Warm Potato Espuma recipe

Posted by cream-chargers.uk on

warm potato espuma

Nothing new here, but it's still one of the most amazing things you can do with a whipped cream dispenser. Ferran Adrià used this technique to create his reimagined Spanish tortilla. This method produces a beautifully light potato mousseline that is a little easier to digest. Aspects such as the use of the potato cooking liquid, on the other hand, are innovative. Normally, this liquid would be poured down the drain, carrying all of the flavour and nutrition with it, but in this recipe, it has a specific purpose.


150 ml milk
25 g butter
1 g salt
1 g nutmeg
250 g potatoes (floury)
50 ml potato water

How to make warm potato espuma at home

  1. Peel the potatoes, cook in salt water until tender and strain (do not puree!). Mix together with hot milk, potato water and butter.

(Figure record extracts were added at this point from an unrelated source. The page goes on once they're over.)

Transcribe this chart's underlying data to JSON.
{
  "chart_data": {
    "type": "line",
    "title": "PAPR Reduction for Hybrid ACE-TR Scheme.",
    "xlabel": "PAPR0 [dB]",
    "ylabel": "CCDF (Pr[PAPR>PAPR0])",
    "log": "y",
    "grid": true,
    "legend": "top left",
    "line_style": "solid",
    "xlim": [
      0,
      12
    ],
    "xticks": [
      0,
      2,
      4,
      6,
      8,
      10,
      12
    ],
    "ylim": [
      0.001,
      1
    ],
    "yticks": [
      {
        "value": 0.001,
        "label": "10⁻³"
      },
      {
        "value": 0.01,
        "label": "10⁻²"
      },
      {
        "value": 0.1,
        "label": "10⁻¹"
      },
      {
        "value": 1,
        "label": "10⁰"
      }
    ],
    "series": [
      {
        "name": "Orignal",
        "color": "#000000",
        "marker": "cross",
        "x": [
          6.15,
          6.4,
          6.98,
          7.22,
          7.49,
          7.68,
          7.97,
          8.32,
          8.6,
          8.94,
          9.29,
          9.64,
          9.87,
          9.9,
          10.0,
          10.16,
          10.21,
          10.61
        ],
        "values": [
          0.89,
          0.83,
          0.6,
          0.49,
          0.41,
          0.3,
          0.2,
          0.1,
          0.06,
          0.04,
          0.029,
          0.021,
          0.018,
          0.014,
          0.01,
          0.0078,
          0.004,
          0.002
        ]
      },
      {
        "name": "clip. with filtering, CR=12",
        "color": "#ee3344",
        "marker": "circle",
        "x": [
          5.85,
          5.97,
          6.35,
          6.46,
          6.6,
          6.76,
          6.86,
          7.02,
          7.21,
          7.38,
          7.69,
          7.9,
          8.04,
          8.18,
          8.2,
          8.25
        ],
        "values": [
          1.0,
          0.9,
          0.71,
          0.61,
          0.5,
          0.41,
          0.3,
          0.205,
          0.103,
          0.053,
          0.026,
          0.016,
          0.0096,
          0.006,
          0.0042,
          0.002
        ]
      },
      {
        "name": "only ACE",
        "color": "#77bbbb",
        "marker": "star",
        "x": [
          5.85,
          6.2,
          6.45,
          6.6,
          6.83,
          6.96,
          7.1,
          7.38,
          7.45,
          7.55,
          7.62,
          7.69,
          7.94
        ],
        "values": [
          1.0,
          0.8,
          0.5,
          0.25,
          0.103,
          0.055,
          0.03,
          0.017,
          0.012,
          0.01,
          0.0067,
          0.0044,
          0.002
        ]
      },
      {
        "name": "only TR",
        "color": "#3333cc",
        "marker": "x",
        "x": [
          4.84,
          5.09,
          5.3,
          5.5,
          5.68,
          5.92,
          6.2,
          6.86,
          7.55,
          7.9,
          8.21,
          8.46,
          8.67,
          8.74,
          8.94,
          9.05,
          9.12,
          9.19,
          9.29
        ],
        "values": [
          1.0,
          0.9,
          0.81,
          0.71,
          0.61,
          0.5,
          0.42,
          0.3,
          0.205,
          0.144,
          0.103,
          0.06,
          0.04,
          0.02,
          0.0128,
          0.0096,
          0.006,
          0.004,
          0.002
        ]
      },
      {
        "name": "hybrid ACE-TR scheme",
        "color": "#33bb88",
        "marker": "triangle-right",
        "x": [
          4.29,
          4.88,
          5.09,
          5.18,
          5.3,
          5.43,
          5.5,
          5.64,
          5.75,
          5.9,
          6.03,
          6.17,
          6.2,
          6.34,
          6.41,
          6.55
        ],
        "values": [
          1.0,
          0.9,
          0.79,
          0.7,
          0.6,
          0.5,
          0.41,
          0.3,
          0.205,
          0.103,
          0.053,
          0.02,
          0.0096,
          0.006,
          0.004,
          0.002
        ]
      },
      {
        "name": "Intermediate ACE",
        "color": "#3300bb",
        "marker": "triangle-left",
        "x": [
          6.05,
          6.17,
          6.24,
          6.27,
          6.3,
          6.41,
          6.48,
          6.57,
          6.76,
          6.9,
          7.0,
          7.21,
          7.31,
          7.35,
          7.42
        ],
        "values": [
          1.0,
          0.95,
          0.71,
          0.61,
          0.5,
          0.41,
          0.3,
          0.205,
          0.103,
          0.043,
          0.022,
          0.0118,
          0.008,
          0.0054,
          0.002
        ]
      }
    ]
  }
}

Season with nutmeg and salt and Pour into the 0.5 L Whipper Dispenser while hot (CAUTION: The outer cover becomes very warm - use heat protection when you take the bottle in your hand).
  2. Screw on 1 Cream Charger and shake vigorously. Serve immediately or keep the Whipper warm at a constant temperature of max. 75 °C in a bain-marie.

Pro tip:

The puree is supple and is very easy to gratinate. Particularly exquisite: season with truffle oil.

If using a 1 L whipper, double the ingredients, screw on 2 Cream Chargers one after the other. Shake vigorously after attaching each Charger. Halve the ingredients if using a 0.25 L Whipper.